In a settlement Mon Power entered into three years ago when it purchased the Harrison plant, it agreed specficially to the following:
If the Companies determine in any annual PJM Base Residual Auction (“BRA”) that their combined capacity obligations for the delivery year covered by the BRA (“Delivery Year”) exceed the Companies’ owned or contracted-for capacity resources for the Delivery Year by 100 MW or more (“Capacity Shortfall”), then not later than the end of the calendar year following the BRA, the Companies will develop an RFP for capacity resources to address the Capacity Shortfall …
What this means in plain English is that if, under the rules of PJM’s capacity market, which sets capacity obligations for utilities three years into the future, Mon Power has a projected capacity shortfall of at least 100 MW by the 2019/2020 capacity year, it must issue a request for proposals and solicit competitive bids for its next capacity addition.

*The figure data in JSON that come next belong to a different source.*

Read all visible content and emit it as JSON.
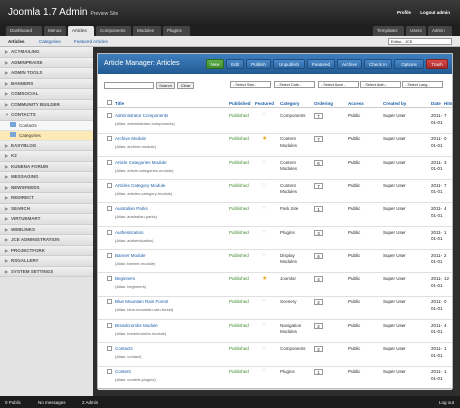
{
  "app": {
    "title": "Joomla 1.7 Admin",
    "subtitle": "Preview Site"
  },
  "topright": {
    "profile": "Profile",
    "logout": "Logout admin"
  },
  "menu_left": [
    "Dashboard",
    "Menus",
    "Articles",
    "Components",
    "Modules",
    "Plugins"
  ],
  "menu_right": [
    "Templates",
    "Users",
    "Admin"
  ],
  "submenu": {
    "links": [
      "Articles",
      "Categories",
      "Featured Articles"
    ],
    "editor": "Editor - JCE"
  },
  "sidebar": {
    "top": [
      "ACYMAILING",
      "ADMINPRAISE",
      "ADMIN TOOLS",
      "BANNERS",
      "COMSOCIAL",
      "COMMUNITY BUILDER",
      "CONTACTS"
    ],
    "sub": [
      "Contacts",
      "Categories"
    ],
    "bottom": [
      "EASYBLOG",
      "K2",
      "KUNENA FORUM",
      "MESSAGING",
      "NEWSFEEDS",
      "REDIRECT",
      "SEARCH",
      "VIRTUEMART",
      "WEBLINKS",
      "JCE ADMINISTRATION",
      "PROJECTFORK",
      "RSGALLERY",
      "SYSTEM SETTINGS"
    ]
  },
  "content": {
    "title": "Article Manager: Articles"
  },
  "toolbar": [
    "New",
    "Edit",
    "Publish",
    "Unpublish",
    "Featured",
    "Archive",
    "Check In",
    "Options",
    "Trash"
  ],
  "filters": {
    "search_button": "Search",
    "clear_button": "Clear",
    "selects": [
      "- Select Stat -",
      "- Select Cate -",
      "- Select Acce -",
      "- Select Auth -",
      "- Select Lang -"
    ]
  },
  "columns": [
    "Title",
    "Published",
    "Featured",
    "Category",
    "Ordering",
    "Access",
    "Created by",
    "Date",
    "Hits"
  ],
  "rows": [
    {
      "title": "Administrator Components",
      "alias": "(Alias: administrator-components)",
      "published": "Published",
      "featured": false,
      "category": "Components",
      "ordering": "7",
      "access": "Public",
      "author": "Super User",
      "date": "2011-01-01",
      "hits": "7"
    },
    {
      "title": "Archive Module",
      "alias": "(Alias: archive-module)",
      "published": "Published",
      "featured": true,
      "category": "Content Modules",
      "ordering": "7",
      "access": "Public",
      "author": "Super User",
      "date": "2011-01-01",
      "hits": "0"
    },
    {
      "title": "Article Categories Module",
      "alias": "(Alias: article-categories-module)",
      "published": "Published",
      "featured": false,
      "category": "Content Modules",
      "ordering": "6",
      "access": "Public",
      "author": "Super User",
      "date": "2011-01-01",
      "hits": "3"
    },
    {
      "title": "Articles Category Module",
      "alias": "(Alias: articles-category-module)",
      "published": "Published",
      "featured": false,
      "category": "Content Modules",
      "ordering": "7",
      "access": "Public",
      "author": "Super User",
      "date": "2011-01-01",
      "hits": "7"
    },
    {
      "title": "Australian Parks",
      "alias": "(Alias: australian-parks)",
      "published": "Published",
      "featured": false,
      "category": "Park Site",
      "ordering": "1",
      "access": "Public",
      "author": "Super User",
      "date": "2011-01-01",
      "hits": "4"
    },
    {
      "title": "Authentication",
      "alias": "(Alias: authentication)",
      "published": "Published",
      "featured": false,
      "category": "Plugins",
      "ordering": "3",
      "access": "Public",
      "author": "Super User",
      "date": "2011-01-01",
      "hits": "1"
    },
    {
      "title": "Banner Module",
      "alias": "(Alias: banner-module)",
      "published": "Published",
      "featured": false,
      "category": "Display Modules",
      "ordering": "6",
      "access": "Public",
      "author": "Super User",
      "date": "2011-01-01",
      "hits": "2"
    },
    {
      "title": "Beginners",
      "alias": "(Alias: beginners)",
      "published": "Published",
      "featured": true,
      "category": "Joomla!",
      "ordering": "4",
      "access": "Public",
      "author": "Super User",
      "date": "2011-01-01",
      "hits": "12"
    },
    {
      "title": "Blue Mountain Rain Forest",
      "alias": "(Alias: blue-mountain-rain-forest)",
      "published": "Published",
      "featured": false,
      "category": "Scenery",
      "ordering": "2",
      "access": "Public",
      "author": "Super User",
      "date": "2011-01-01",
      "hits": "0"
    },
    {
      "title": "Breadcrumbs Module",
      "alias": "(Alias: breadcrumbs-module)",
      "published": "Published",
      "featured": false,
      "category": "Navigation Modules",
      "ordering": "2",
      "access": "Public",
      "author": "Super User",
      "date": "2011-01-01",
      "hits": "4"
    },
    {
      "title": "Contacts",
      "alias": "(Alias: contact)",
      "published": "Published",
      "featured": false,
      "category": "Components",
      "ordering": "2",
      "access": "Public",
      "author": "Super User",
      "date": "2011-01-01",
      "hits": "1"
    },
    {
      "title": "Content",
      "alias": "(Alias: content-plugins)",
      "published": "Published",
      "featured": false,
      "category": "Plugins",
      "ordering": "1",
      "access": "Public",
      "author": "Super User",
      "date": "2011-01-01",
      "hits": "1"
    }
  ],
  "status": {
    "public": "0 Public",
    "messages": "No messages",
    "admin": "2 Admin",
    "logout": "Log out"
  }
}
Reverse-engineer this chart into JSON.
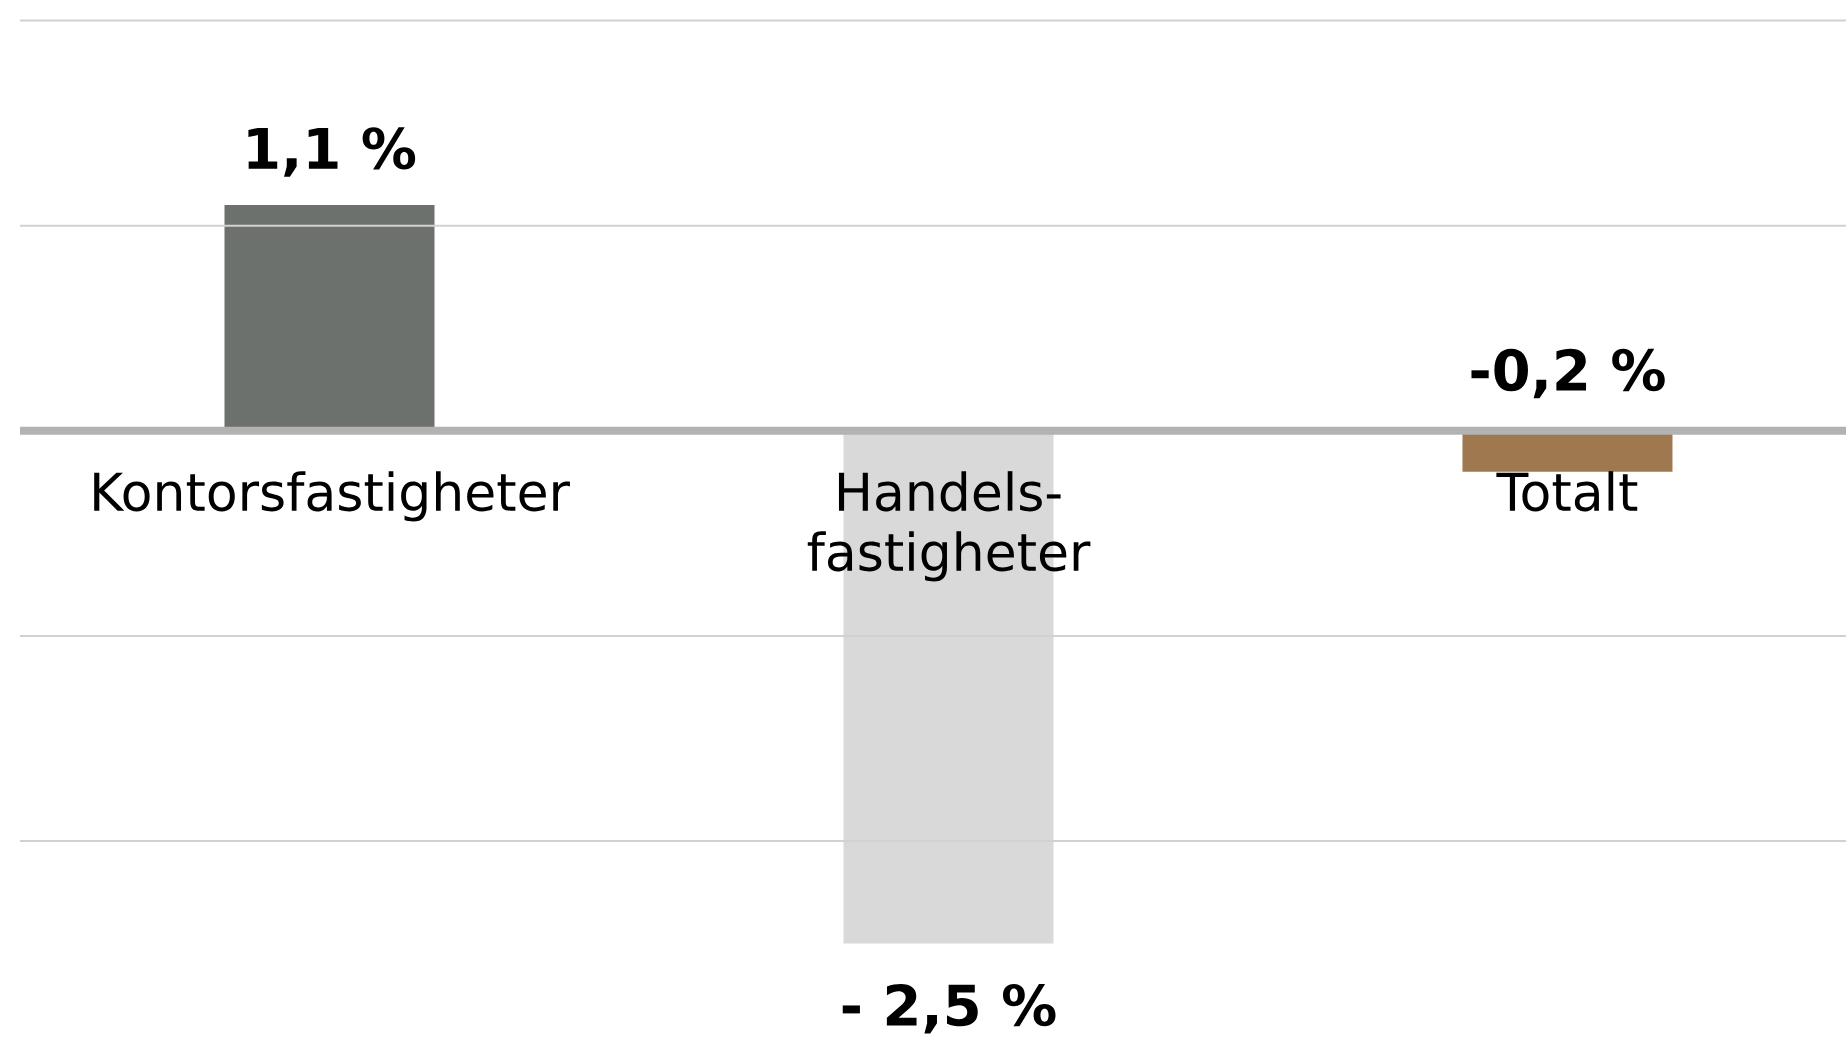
{
  "chart_data": {
    "type": "bar",
    "categories": [
      "Kontorsfastigheter",
      "Handels- fastigheter",
      "Totalt"
    ],
    "values": [
      1.1,
      -2.5,
      -0.2
    ],
    "value_labels": [
      "1,1 %",
      "- 2,5 %",
      "-0,2 %"
    ],
    "colors": [
      "#6d716e",
      "#d9d9d9",
      "#a0784f"
    ],
    "grid": "y",
    "tick_labels": "x"
  }
}
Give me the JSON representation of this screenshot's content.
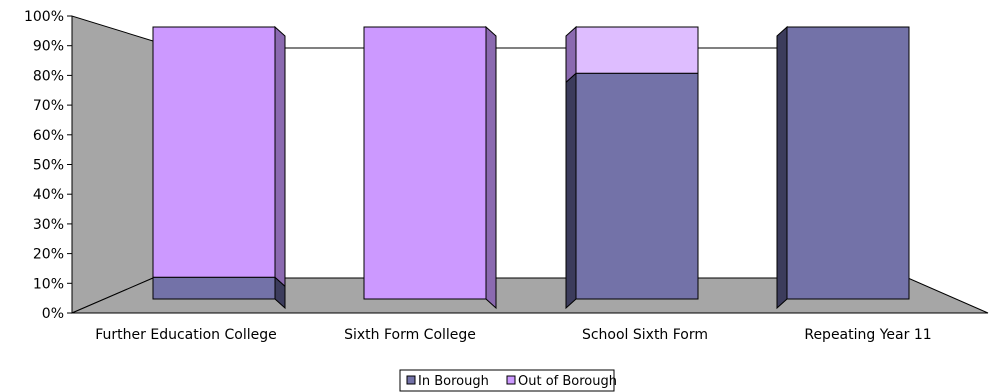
{
  "chart_data": {
    "type": "bar",
    "stacked": true,
    "percent": true,
    "categories": [
      "Further Education College",
      "Sixth Form College",
      "School Sixth Form",
      "Repeating Year 11"
    ],
    "series": [
      {
        "name": "In Borough",
        "values": [
          8,
          0,
          83,
          100
        ],
        "color": "#7372A8"
      },
      {
        "name": "Out of Borough",
        "values": [
          92,
          100,
          17,
          0
        ],
        "color": "#CC99FF"
      }
    ],
    "y_ticks": [
      "0%",
      "10%",
      "20%",
      "30%",
      "40%",
      "50%",
      "60%",
      "70%",
      "80%",
      "90%",
      "100%"
    ],
    "ylim": [
      0,
      100
    ],
    "legend": "bottom",
    "grid": false,
    "colors": {
      "wall": "#A6A6A6",
      "floor": "#A6A6A6",
      "in_borough_side": "#3C3C5C",
      "out_borough_side": "#8B6AB0"
    }
  }
}
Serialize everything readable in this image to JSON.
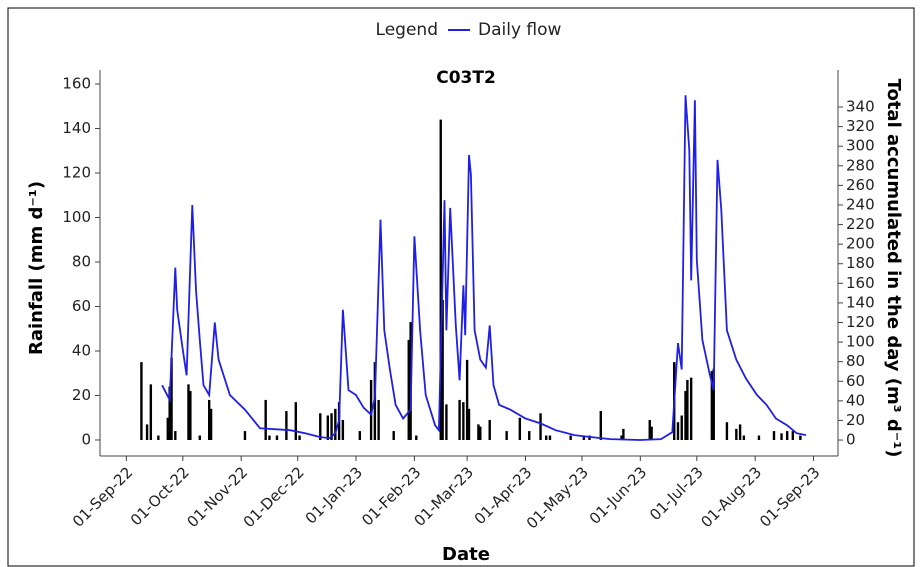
{
  "chart_data": {
    "type": "combo",
    "title": "C03T2",
    "legend_title": "Legend",
    "xlabel": "Date",
    "ylabel": "Rainfall (mm d⁻¹)",
    "y2label": "Total accumulated in the day (m³ d⁻¹)",
    "xlim": [
      "2022-08-18",
      "2023-09-14"
    ],
    "xticks": [
      {
        "value": "2022-09-01",
        "label": "01-Sep-22"
      },
      {
        "value": "2022-10-01",
        "label": "01-Oct-22"
      },
      {
        "value": "2022-11-01",
        "label": "01-Nov-22"
      },
      {
        "value": "2022-12-01",
        "label": "01-Dec-22"
      },
      {
        "value": "2023-01-01",
        "label": "01-Jan-23"
      },
      {
        "value": "2023-02-01",
        "label": "01-Feb-23"
      },
      {
        "value": "2023-03-01",
        "label": "01-Mar-23"
      },
      {
        "value": "2023-04-01",
        "label": "01-Apr-23"
      },
      {
        "value": "2023-05-01",
        "label": "01-May-23"
      },
      {
        "value": "2023-06-01",
        "label": "01-Jun-23"
      },
      {
        "value": "2023-07-01",
        "label": "01-Jul-23"
      },
      {
        "value": "2023-08-01",
        "label": "01-Aug-23"
      },
      {
        "value": "2023-09-01",
        "label": "01-Sep-23"
      }
    ],
    "ylim": [
      -7.2,
      166.3
    ],
    "yticks": [
      0,
      20,
      40,
      60,
      80,
      100,
      120,
      140,
      160
    ],
    "y2lim": [
      -16.3,
      377.8
    ],
    "y2ticks": [
      0,
      20,
      40,
      60,
      80,
      100,
      120,
      140,
      160,
      180,
      200,
      220,
      240,
      260,
      280,
      300,
      320,
      340
    ],
    "series": [
      {
        "type": "bar",
        "color": "#000000",
        "x": [
          "2022-09-09",
          "2022-09-12",
          "2022-09-14",
          "2022-09-18",
          "2022-09-23",
          "2022-09-24",
          "2022-09-25",
          "2022-09-27",
          "2022-10-04",
          "2022-10-05",
          "2022-10-10",
          "2022-10-15",
          "2022-10-16",
          "2022-11-03",
          "2022-11-14",
          "2022-11-16",
          "2022-11-20",
          "2022-11-25",
          "2022-11-30",
          "2022-12-02",
          "2022-12-13",
          "2022-12-17",
          "2022-12-19",
          "2022-12-21",
          "2022-12-23",
          "2022-12-25",
          "2023-01-03",
          "2023-01-09",
          "2023-01-11",
          "2023-01-13",
          "2023-01-21",
          "2023-01-29",
          "2023-01-30",
          "2023-02-02",
          "2023-02-15",
          "2023-02-16",
          "2023-02-18",
          "2023-02-25",
          "2023-02-27",
          "2023-03-01",
          "2023-03-02",
          "2023-03-07",
          "2023-03-08",
          "2023-03-13",
          "2023-03-22",
          "2023-03-29",
          "2023-04-03",
          "2023-04-09",
          "2023-04-12",
          "2023-04-14",
          "2023-04-25",
          "2023-05-02",
          "2023-05-05",
          "2023-05-11",
          "2023-05-22",
          "2023-05-23",
          "2023-06-06",
          "2023-06-07",
          "2023-06-19",
          "2023-06-21",
          "2023-06-23",
          "2023-06-25",
          "2023-06-26",
          "2023-06-28",
          "2023-07-09",
          "2023-07-10",
          "2023-07-17",
          "2023-07-22",
          "2023-07-24",
          "2023-07-26",
          "2023-08-03",
          "2023-08-11",
          "2023-08-15",
          "2023-08-18",
          "2023-08-21",
          "2023-08-25"
        ],
        "values": [
          35,
          7,
          25,
          2,
          10,
          24,
          37,
          4,
          25,
          22,
          2,
          18,
          14,
          4,
          18,
          2,
          2,
          13,
          17,
          2,
          12,
          11,
          12,
          14,
          17,
          9,
          4,
          27,
          35,
          18,
          4,
          45,
          53,
          2,
          144,
          63,
          16,
          18,
          17,
          36,
          14,
          7,
          6,
          9,
          4,
          10,
          4,
          12,
          2,
          2,
          2,
          2,
          2,
          13,
          2,
          5,
          9,
          6,
          35,
          8,
          11,
          22,
          27,
          28,
          31,
          32,
          8,
          5,
          7,
          2,
          2,
          4,
          3,
          4,
          4,
          2
        ]
      },
      {
        "name": "Daily flow",
        "type": "line",
        "axis": "y2",
        "color": "#1f1fe6",
        "x": [
          "2022-09-20",
          "2022-09-24",
          "2022-09-27",
          "2022-09-28",
          "2022-10-01",
          "2022-10-03",
          "2022-10-06",
          "2022-10-08",
          "2022-10-10",
          "2022-10-12",
          "2022-10-15",
          "2022-10-18",
          "2022-10-20",
          "2022-10-26",
          "2022-11-03",
          "2022-11-11",
          "2022-11-27",
          "2022-12-05",
          "2022-12-13",
          "2022-12-18",
          "2022-12-21",
          "2022-12-23",
          "2022-12-25",
          "2022-12-28",
          "2023-01-01",
          "2023-01-05",
          "2023-01-09",
          "2023-01-11",
          "2023-01-14",
          "2023-01-16",
          "2023-01-19",
          "2023-01-22",
          "2023-01-26",
          "2023-01-30",
          "2023-02-01",
          "2023-02-04",
          "2023-02-07",
          "2023-02-12",
          "2023-02-14",
          "2023-02-17",
          "2023-02-18",
          "2023-02-20",
          "2023-02-23",
          "2023-02-25",
          "2023-02-27",
          "2023-02-28",
          "2023-03-02",
          "2023-03-03",
          "2023-03-05",
          "2023-03-08",
          "2023-03-11",
          "2023-03-13",
          "2023-03-15",
          "2023-03-18",
          "2023-03-24",
          "2023-04-01",
          "2023-04-09",
          "2023-04-17",
          "2023-04-27",
          "2023-05-06",
          "2023-05-16",
          "2023-06-01",
          "2023-06-12",
          "2023-06-18",
          "2023-06-21",
          "2023-06-23",
          "2023-06-25",
          "2023-06-27",
          "2023-06-28",
          "2023-06-30",
          "2023-07-01",
          "2023-07-04",
          "2023-07-08",
          "2023-07-10",
          "2023-07-12",
          "2023-07-14",
          "2023-07-17",
          "2023-07-22",
          "2023-07-27",
          "2023-08-02",
          "2023-08-07",
          "2023-08-12",
          "2023-08-18",
          "2023-08-23",
          "2023-08-28"
        ],
        "values": [
          56,
          41,
          176,
          133,
          92,
          66,
          240,
          153,
          102,
          56,
          46,
          120,
          82,
          46,
          31,
          12,
          10,
          7,
          3,
          2,
          7,
          20,
          133,
          51,
          46,
          33,
          26,
          43,
          225,
          112,
          72,
          36,
          22,
          31,
          208,
          112,
          46,
          15,
          10,
          245,
          112,
          237,
          117,
          61,
          158,
          107,
          291,
          271,
          112,
          82,
          74,
          117,
          56,
          36,
          31,
          22,
          17,
          10,
          5,
          3,
          1,
          0,
          1,
          8,
          99,
          72,
          352,
          296,
          163,
          347,
          184,
          102,
          66,
          51,
          286,
          235,
          112,
          82,
          63,
          46,
          36,
          22,
          15,
          7,
          5
        ]
      }
    ]
  }
}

In December of 2015, Mon Power—in order to lay the groundwork for the purchase of the Pleasants plant—filed a long-term planning document with the West Virginia Public Service Commission in which it forecast a capacity shortfall of over 700 MW by 2020 and said the shortfall would increase to more than 850 MW by 2027.
This document is the trigger on the settlement provision that requires Mon Power to do a competitive solicitation for capacity.
It is why staff at the Public Service Commission as well as at the commission’s Consumer Advocate Division initiated a case requesting the commission to require Mon Power to issue a public request for proposals for new capacity. Mon Power objected to the request and—rather than acknowledging its shortfall forecast—cited instead the most recent PJM capacity market results, which indicate it has no capacity shortfall at all though 2020. The Public Service Commission in October sided with Mon Power.
Now Mon Power finds itself in a curious spot.
How will it argue the need to add to its capacity by purchasing the Pleasants plant when it has just won a case at the Public Service Commission by arguing that it does not have a capacity shortfall?